Rcently I'm working on a "searching system" and something about memory/cache performance confuse me. assume my machine info : x86 arch(L1-3 cache, 64 bytes cache line), linux OS
CPU reads 64 bytes(cache line) each time, so does CPU read data from memory address(to cache) always 64 multiple? For example 0x00(to 0x3F), 0x40(to 0x7f). If I need data(int32_t) located in 0x20 then system still need to load 0x00--0x3F.
how about this case:
struct Obj{int64_t a[5];char b[2];};
then define
int64_t c[5]; Obj obj; int64_t d;
Will virtual memory (or also physical?) be organized like this?
CodePudding user response:
I think the part you might be missing is the alignment requirement that the compiler imposes for various types.
Integer types are generally aligned to a multiple of their own size (e.g. a 64-bit integer will be aligned to 8 bytes); so-called "natural alignment". This is not a strict architectural requirement of x86; unaligned loads and stores still work, but since they are less efficient, the compiler prefers to avoid them.

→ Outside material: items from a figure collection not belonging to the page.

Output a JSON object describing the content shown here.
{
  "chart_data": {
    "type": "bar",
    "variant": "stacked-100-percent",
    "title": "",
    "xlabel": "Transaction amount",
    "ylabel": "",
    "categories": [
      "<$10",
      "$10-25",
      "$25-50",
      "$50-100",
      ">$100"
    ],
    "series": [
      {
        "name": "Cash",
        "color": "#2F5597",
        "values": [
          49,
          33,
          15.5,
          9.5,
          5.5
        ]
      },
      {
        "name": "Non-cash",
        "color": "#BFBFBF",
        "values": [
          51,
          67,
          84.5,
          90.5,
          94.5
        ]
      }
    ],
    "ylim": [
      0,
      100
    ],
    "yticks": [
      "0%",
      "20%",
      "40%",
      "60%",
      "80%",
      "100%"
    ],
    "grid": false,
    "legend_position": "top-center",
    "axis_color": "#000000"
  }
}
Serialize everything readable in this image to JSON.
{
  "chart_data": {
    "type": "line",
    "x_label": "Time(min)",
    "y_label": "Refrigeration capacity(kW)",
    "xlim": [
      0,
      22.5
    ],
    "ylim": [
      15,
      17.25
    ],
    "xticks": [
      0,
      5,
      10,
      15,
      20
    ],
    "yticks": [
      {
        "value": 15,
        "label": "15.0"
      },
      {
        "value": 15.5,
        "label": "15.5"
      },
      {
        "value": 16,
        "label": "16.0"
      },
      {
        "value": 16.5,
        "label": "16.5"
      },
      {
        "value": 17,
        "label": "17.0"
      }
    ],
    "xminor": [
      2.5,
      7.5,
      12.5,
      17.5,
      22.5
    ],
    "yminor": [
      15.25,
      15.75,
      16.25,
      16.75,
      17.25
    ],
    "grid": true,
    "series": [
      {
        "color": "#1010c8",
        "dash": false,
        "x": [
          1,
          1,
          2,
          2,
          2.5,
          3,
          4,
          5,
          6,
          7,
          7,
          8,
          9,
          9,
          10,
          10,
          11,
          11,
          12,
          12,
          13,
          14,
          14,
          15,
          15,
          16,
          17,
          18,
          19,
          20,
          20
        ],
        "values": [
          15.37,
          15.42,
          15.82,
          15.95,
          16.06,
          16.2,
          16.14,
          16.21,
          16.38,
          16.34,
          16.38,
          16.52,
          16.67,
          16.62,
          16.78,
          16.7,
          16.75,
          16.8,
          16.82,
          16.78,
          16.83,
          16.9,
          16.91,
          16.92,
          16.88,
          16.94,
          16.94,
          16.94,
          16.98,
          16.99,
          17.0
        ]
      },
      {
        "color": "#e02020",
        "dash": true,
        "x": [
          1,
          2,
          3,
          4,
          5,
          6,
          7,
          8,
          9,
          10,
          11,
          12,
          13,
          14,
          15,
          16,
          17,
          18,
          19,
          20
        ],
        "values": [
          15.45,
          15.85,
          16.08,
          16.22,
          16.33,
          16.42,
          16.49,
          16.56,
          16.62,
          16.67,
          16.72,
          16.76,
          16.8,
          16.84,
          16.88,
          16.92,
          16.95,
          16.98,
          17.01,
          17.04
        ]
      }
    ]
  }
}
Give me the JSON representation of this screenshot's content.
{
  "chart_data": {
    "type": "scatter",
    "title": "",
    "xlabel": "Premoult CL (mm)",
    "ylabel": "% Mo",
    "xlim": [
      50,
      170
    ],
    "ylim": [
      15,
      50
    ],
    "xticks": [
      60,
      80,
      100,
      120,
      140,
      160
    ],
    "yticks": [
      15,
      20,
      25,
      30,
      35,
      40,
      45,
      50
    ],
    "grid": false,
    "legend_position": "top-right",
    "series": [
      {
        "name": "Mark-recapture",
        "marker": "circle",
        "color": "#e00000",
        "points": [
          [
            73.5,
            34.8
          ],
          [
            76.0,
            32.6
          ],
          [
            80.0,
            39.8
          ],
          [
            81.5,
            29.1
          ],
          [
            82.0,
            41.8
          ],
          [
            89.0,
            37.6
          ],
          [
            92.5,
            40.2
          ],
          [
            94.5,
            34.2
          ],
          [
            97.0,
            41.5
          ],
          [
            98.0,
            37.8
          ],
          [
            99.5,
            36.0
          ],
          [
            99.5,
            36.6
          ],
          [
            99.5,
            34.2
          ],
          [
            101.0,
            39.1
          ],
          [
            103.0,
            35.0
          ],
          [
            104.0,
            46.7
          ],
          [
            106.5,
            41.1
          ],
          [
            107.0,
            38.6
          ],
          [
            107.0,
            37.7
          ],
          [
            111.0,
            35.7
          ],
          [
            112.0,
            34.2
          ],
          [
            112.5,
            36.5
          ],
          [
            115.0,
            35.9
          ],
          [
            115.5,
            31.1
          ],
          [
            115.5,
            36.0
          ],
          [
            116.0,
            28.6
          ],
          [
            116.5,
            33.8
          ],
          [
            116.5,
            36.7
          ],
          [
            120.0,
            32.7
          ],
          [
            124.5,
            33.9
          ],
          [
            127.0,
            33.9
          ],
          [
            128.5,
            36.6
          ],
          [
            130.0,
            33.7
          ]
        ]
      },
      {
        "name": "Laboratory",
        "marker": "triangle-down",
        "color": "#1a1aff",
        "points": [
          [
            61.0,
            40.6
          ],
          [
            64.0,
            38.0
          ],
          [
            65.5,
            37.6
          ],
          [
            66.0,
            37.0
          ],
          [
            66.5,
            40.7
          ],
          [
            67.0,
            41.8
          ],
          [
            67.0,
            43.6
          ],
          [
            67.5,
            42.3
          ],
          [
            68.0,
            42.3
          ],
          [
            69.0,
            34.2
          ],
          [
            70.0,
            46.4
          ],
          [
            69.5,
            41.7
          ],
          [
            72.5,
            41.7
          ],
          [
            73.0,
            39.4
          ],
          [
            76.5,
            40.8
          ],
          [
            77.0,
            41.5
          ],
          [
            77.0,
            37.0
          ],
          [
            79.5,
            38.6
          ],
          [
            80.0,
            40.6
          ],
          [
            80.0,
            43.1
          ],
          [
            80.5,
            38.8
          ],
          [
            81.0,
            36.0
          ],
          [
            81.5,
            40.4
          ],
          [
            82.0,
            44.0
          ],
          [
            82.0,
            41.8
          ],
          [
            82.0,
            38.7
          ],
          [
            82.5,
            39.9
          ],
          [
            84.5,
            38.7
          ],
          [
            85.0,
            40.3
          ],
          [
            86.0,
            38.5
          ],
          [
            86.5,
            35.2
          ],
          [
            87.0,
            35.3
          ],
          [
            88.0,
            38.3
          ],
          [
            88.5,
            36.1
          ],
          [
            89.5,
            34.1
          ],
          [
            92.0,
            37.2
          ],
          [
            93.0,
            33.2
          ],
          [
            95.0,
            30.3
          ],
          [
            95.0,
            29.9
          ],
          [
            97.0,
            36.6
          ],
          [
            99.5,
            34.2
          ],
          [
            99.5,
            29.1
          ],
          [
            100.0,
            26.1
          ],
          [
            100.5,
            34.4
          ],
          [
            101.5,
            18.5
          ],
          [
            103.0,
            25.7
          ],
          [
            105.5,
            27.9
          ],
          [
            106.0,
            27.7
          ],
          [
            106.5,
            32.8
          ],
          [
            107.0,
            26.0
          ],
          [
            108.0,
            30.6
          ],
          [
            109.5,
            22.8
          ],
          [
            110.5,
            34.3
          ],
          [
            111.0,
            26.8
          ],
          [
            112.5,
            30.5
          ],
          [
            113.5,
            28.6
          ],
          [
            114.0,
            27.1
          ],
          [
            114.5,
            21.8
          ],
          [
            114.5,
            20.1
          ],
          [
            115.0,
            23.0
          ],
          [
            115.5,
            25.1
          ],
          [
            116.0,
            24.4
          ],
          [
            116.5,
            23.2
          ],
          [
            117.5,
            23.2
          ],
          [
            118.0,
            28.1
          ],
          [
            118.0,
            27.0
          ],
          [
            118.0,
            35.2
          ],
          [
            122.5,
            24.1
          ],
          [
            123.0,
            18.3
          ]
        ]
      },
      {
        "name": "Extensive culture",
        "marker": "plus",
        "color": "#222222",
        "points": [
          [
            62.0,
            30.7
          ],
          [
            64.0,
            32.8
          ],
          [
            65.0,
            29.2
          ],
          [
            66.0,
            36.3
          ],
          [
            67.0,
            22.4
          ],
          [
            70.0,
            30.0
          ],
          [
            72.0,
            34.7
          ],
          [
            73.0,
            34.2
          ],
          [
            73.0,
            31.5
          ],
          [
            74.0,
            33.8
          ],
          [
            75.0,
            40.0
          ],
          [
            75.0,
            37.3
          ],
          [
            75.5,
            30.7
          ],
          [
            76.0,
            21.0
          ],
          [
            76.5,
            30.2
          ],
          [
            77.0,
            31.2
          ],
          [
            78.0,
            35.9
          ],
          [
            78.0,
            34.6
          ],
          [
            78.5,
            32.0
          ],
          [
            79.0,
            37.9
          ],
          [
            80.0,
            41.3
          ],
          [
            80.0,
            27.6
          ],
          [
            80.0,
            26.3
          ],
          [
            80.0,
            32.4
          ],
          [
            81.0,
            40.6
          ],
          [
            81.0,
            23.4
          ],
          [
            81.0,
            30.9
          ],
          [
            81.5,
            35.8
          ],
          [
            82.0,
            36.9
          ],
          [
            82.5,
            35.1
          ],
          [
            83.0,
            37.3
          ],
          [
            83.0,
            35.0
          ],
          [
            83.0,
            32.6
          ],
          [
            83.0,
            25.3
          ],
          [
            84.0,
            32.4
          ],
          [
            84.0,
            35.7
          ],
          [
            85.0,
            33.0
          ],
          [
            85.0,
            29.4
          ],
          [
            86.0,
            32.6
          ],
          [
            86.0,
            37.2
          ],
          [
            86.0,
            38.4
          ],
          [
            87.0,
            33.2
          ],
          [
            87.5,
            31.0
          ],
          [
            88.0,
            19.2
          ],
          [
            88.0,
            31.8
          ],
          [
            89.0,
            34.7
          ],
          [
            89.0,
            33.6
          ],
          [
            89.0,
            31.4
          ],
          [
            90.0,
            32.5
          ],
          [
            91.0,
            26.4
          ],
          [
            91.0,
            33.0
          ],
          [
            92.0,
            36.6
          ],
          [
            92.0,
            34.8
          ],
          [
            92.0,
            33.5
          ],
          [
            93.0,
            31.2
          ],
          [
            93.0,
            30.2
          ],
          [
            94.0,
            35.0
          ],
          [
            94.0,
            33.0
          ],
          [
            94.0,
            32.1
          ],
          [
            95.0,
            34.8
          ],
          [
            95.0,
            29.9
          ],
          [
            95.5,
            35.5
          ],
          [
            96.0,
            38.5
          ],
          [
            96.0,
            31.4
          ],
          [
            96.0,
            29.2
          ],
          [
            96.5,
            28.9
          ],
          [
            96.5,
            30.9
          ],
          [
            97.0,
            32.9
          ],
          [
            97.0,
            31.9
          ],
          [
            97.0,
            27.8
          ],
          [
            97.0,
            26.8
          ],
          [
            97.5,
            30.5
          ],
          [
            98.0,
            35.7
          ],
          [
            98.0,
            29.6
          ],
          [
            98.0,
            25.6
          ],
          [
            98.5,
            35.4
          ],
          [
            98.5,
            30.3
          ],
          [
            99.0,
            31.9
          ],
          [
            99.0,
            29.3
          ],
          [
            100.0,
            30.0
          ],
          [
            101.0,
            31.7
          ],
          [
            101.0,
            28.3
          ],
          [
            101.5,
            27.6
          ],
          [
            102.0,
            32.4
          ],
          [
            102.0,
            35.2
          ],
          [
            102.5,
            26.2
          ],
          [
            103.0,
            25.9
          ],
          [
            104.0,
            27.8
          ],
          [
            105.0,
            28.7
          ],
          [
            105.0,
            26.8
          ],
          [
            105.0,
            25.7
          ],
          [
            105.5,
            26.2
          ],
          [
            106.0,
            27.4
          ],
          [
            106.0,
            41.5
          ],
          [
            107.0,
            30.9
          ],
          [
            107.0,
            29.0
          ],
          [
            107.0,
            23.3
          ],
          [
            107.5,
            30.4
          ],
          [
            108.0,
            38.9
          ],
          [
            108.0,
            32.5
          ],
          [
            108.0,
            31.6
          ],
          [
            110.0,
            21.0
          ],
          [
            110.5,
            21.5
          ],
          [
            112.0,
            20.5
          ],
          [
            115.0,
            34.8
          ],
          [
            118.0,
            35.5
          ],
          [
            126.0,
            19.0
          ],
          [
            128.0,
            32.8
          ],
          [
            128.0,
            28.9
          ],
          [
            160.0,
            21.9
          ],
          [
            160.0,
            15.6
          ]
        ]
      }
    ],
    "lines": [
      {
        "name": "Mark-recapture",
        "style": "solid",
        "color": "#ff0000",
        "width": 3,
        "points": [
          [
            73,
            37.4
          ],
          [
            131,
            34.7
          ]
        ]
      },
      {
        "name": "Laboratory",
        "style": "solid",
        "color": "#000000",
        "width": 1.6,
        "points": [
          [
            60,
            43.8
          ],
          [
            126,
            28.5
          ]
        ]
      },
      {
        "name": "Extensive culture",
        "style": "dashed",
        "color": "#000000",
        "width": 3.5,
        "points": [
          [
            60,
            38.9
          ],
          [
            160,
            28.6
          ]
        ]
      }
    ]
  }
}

An aggregate, like a struct
, is aligned according to the highest alignment requirement of its members, and padding will be inserted between members if needed to ensure that each one is properly aligned. Padding will also be added at the end so that the overall size of the struct
is a multiple of its required alignment.
So in your example, struct Obj
has alignment 8, and its size will be rounded up to 48 (with 6 bytes of padding at the end). So there is no need for 24 bytes of padding to be inserted after c[4]
(I think you meant to write the padding at addresses 40-63); your obj
can be placed at address 40. d
can then be placed at address 88.
Note that none of this has anything to do with the cache line size. Objects are not by default aligned to cache lines, though "natural alignment" will ensure that no integer load or store ever has to cross a cache line.